How Amazon Uses Better Metrics for Improved Website Performance Amz302

Title

AWS re:Invent 2022 - How Amazon uses better metrics for improved website performance (AMZ302)

Summary

  • Jim Roskind and Frank Stone presented on the importance of using the right metrics to improve website performance, focusing on latency.
  • Roskind discussed the pitfalls of percentile latency goals and introduced the concept of organizational dynamics, which affects how groups respond to goals.
  • He explained why percentile goals like P50 and P90 are problematic, as they can lead to worse performance over time due to organizational behavior.
  • Roskind proposed using the trim mean (TM99) as a better metric for latency, which discards the slowest 1% and averages the rest, providing a more accurate representation of user experience.
  • He also emphasized the value of histograms for visualizing data and identifying opportunities for improvement.
  • Frank Stone discussed how to measure latency using AWS CloudWatch, including capturing metrics, measuring with trim mean, monitoring progress, and using histograms to analyze data.
  • Stone outlined methods for collecting latency metrics in CloudWatch, setting up alarms and dashboards, and using histograms to uncover patterns and opportunities for optimization.

Insights

  • Percentile goals like P50 and P90 can inadvertently encourage developers to focus on meeting specific targets rather than genuinely improving performance, leading to a clustering of performance around these targets.
  • Organizational dynamics play a significant role in how metrics are pursued and achieved.

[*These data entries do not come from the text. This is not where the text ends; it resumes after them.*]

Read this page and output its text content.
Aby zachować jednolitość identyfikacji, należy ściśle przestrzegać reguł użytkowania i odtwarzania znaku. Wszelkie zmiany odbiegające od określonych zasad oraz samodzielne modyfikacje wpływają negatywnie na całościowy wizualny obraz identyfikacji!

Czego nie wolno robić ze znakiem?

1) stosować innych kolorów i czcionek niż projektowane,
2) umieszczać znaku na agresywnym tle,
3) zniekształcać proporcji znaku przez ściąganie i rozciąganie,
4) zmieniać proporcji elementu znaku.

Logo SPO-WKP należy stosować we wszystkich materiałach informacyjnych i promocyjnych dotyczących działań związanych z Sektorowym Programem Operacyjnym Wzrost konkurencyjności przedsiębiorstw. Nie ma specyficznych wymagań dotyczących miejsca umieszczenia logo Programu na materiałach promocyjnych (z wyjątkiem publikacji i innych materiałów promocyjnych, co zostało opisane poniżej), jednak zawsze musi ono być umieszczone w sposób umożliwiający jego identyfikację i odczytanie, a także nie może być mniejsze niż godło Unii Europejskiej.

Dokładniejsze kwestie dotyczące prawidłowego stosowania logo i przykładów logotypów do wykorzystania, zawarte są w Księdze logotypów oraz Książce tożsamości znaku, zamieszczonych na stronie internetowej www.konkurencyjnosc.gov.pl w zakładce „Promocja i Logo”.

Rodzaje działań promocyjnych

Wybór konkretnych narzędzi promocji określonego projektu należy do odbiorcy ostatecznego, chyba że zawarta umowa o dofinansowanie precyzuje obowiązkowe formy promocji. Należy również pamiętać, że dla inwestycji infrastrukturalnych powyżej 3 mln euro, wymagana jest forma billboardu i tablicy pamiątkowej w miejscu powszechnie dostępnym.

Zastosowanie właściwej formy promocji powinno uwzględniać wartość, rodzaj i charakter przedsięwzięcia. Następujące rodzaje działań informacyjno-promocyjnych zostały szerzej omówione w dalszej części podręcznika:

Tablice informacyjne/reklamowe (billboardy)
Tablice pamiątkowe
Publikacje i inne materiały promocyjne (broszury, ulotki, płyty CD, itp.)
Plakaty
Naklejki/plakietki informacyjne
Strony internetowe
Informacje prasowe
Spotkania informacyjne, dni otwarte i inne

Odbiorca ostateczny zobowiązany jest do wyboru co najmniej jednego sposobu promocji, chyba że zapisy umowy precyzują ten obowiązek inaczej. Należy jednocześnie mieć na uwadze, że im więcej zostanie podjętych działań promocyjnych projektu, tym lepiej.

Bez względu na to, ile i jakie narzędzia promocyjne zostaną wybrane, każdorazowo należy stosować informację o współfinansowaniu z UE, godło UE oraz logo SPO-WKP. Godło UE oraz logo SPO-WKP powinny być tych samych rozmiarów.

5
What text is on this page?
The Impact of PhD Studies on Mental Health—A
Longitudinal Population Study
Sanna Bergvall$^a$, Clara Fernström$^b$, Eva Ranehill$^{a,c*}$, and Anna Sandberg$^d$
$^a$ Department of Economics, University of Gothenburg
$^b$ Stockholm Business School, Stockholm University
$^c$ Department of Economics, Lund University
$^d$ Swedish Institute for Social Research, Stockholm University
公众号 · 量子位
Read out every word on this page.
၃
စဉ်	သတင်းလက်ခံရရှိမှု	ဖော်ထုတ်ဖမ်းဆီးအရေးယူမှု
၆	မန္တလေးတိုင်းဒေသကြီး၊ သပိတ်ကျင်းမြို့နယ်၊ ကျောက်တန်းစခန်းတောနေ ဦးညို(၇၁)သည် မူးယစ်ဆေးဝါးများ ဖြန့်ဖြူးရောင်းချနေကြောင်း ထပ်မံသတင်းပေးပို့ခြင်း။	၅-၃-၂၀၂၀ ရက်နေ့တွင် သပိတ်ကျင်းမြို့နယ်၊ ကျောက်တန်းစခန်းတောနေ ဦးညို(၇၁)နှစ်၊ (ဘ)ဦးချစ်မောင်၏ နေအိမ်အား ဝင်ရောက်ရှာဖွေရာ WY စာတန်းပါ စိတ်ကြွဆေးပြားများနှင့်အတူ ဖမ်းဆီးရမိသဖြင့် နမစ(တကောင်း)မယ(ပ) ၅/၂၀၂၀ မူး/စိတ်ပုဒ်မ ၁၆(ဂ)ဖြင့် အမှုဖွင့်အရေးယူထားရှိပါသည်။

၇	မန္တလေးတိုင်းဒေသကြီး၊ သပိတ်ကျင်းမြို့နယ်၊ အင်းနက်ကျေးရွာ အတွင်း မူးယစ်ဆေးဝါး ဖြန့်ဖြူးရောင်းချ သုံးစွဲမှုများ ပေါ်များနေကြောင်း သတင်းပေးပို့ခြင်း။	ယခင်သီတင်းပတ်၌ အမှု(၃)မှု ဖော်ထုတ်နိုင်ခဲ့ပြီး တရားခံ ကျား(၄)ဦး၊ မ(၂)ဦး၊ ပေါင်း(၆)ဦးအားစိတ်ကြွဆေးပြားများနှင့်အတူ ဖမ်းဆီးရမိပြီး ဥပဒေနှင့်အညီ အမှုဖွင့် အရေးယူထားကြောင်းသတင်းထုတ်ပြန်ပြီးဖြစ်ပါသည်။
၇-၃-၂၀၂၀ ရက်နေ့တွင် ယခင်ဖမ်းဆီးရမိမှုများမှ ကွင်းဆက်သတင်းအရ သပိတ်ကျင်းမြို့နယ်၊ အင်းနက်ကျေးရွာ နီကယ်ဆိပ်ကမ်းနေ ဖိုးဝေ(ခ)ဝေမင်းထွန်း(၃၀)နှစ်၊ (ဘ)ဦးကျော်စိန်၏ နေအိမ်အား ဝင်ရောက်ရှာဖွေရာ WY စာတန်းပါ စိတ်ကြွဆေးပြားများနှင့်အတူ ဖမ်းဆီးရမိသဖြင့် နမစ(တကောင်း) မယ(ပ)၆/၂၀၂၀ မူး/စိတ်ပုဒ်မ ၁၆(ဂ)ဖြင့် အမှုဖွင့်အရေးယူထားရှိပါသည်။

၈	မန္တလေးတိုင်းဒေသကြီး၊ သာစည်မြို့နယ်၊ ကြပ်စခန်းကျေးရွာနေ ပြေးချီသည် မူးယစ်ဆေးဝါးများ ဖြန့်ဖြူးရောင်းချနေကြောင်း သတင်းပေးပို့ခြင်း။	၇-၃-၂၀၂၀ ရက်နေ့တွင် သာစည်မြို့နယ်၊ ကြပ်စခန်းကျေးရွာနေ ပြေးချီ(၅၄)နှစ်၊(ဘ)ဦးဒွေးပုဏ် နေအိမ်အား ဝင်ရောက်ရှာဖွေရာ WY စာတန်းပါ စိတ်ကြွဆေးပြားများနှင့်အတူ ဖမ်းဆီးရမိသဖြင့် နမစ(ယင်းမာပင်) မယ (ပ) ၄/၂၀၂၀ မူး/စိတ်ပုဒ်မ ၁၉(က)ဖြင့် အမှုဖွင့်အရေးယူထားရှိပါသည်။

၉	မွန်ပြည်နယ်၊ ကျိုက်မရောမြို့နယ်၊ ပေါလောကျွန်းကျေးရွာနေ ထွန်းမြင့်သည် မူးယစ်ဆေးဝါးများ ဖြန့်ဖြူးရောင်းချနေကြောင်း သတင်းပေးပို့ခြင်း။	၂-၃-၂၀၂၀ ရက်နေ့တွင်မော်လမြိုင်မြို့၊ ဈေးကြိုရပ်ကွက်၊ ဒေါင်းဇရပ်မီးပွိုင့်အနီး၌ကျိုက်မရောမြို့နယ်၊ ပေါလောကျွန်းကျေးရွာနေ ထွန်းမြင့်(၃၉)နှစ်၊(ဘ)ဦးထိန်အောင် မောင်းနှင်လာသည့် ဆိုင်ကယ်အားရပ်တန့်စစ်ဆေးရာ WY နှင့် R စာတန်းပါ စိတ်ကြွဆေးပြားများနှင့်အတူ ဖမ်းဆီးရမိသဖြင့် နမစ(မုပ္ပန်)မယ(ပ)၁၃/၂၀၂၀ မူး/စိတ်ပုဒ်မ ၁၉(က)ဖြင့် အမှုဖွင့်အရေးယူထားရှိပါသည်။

Metrics can drive behavior in unintended ways, and when a measure becomes a target, it can cease to be a good measure.
  • Trim mean (TM99) is a robust metric for latency that accounts for almost all user experiences, excluding extreme outliers, and provides a more accurate reflection of the average user's experience.
  • Histograms are powerful tools for visualizing the distribution of latency data, revealing outliers, and identifying areas for potential optimization that might not be apparent when focusing solely on percentile targets.
  • AWS CloudWatch supports trim mean and other advanced metrics, offering a platform for AWS users to implement the same strategies discussed by Roskind and Stone to improve their own website performance.
  • Real User Monitoring (RUM) in CloudWatch allows for the collection of latency metrics directly from end users, providing a more accurate picture of user experience.
  • Automating responses to latency issues using CloudWatch alarms and actions can help maintain performance standards and quickly address emerging problems.